1) Don't rock the boat, do as you're told. A little grumbling about how poorly a fellow employee does the same thing or that it isn't your turn is allowable if it doesn't waste time. Usually the phrase "blah blah, blah...my license on the line...blah blah" (fill in your own blanks) can be said ambulatory, thereby maintaining efficiency.

2) Make the patient feel as though the corporate structure they have entered is the greatest place in the world, and great harmony exists between you and your co-workers.

3) Keep in mind that you are replaceable.

4) Follow the chain of command in case of variance.

5) Stroke the MD's ego (remember, he is a customer), stroke the boss's ego and make them look good without taking credit.

6) Don't bother yourself or others with ethical problems. The upper ranks will take care of you. Ethics are something beyond your understanding. Remember that any administrator or MD can resolve any ethical problem on the spot better than Kant, the Pope, Hobbes, Wittgenstein and Descartes with one arm tied beyond their back. Work faster, do more with less, thank God for health care becoming an industry, and smile, smile smile.

After a few years, if you maintain these principles, you will find yourself acclimated to some of the most terrible situations and solutions, knowing that you had no power to solve it or to intervene, and you kept your mouth shut. Then you will be able to like what you see in the mirror, and sleep the sleep of the innocent. Ignore that little voice you keep hearing now and then, it's just your conscience messing with you. Remember, you could always be flipping burgers. =================snake

Specializes in LTC,Hospice/palliative care,acute care.

Reagrding the snake's Principles of nursing....I LOVE IT!! :rotfl:

I agree with watersnake, I got into the field because I could stand the sight of blood and I could deal with many different personality's. I used to love nursing, but it's gotten to the point where I look for excuses not to go to work... I don't love the corporate feeling of the hospital.

I just want to make one point... and that is, "can we all just get along".

i just wanted to thank everyone for replying to my topic! i GOT "A" on that report! =)

Well your project is probably done, Anyway and incompetent nurse is one who just doesnt give a rats a** anymore. Someone who has a patient passed out on the floor and is busy doing her notes while the rest of the staff has to tend to her collapsed patient. An incompetent nurse also doesnt answer call lights because he/she is too busy talking on the phone to her/his significant other or housing contractor etc.... Another version of an incompetent nurse is one who can perform all the procedures but never gets the big picture and doesnt realize that his/her patient is struggling to breath

(resp 36 on 100% non rebreather mask whose lips are blue and pulse ox is 80%) WHOOPS! How did that happen? I didnt see that before. Another version is the nurse so worried about going from room to room to asses patients in bed number order... to be organized, instead of checking on the sickest patient first.. (WHOOPS! How long has he been like that??!) The patients half dead or near dead now .

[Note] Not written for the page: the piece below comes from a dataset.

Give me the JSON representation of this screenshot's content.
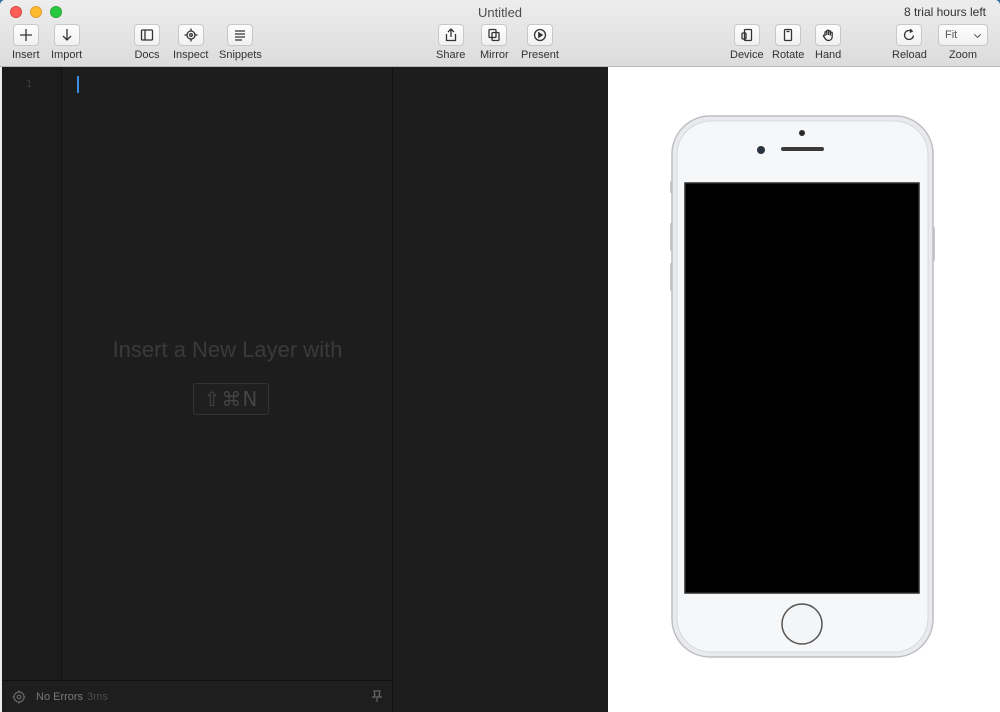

Mind you this has been my experience on medsurg with no monitors,, and the ER with monitors....Heck within a minute a competent nurse can tell you to what unit a patient is going to be admitted.

hi all! im a nursing student and i have a project due regarding incompetent nursing. my question is what makes a incompetent nurse?...some examples would be great!!!!!! and oh yeah im new here and i justed wanted to say HI ALL! gaylord......

Hi gaylord!

I dont think you really got the response you were looking for on this one:rolleyes: :rolleyes: :rolleyes:

How about a new project??? Is it a "calling" or something else.....:)

Welcome!

geezzzz....or is it jeezzz....I have to remember to check the dates on the original threads!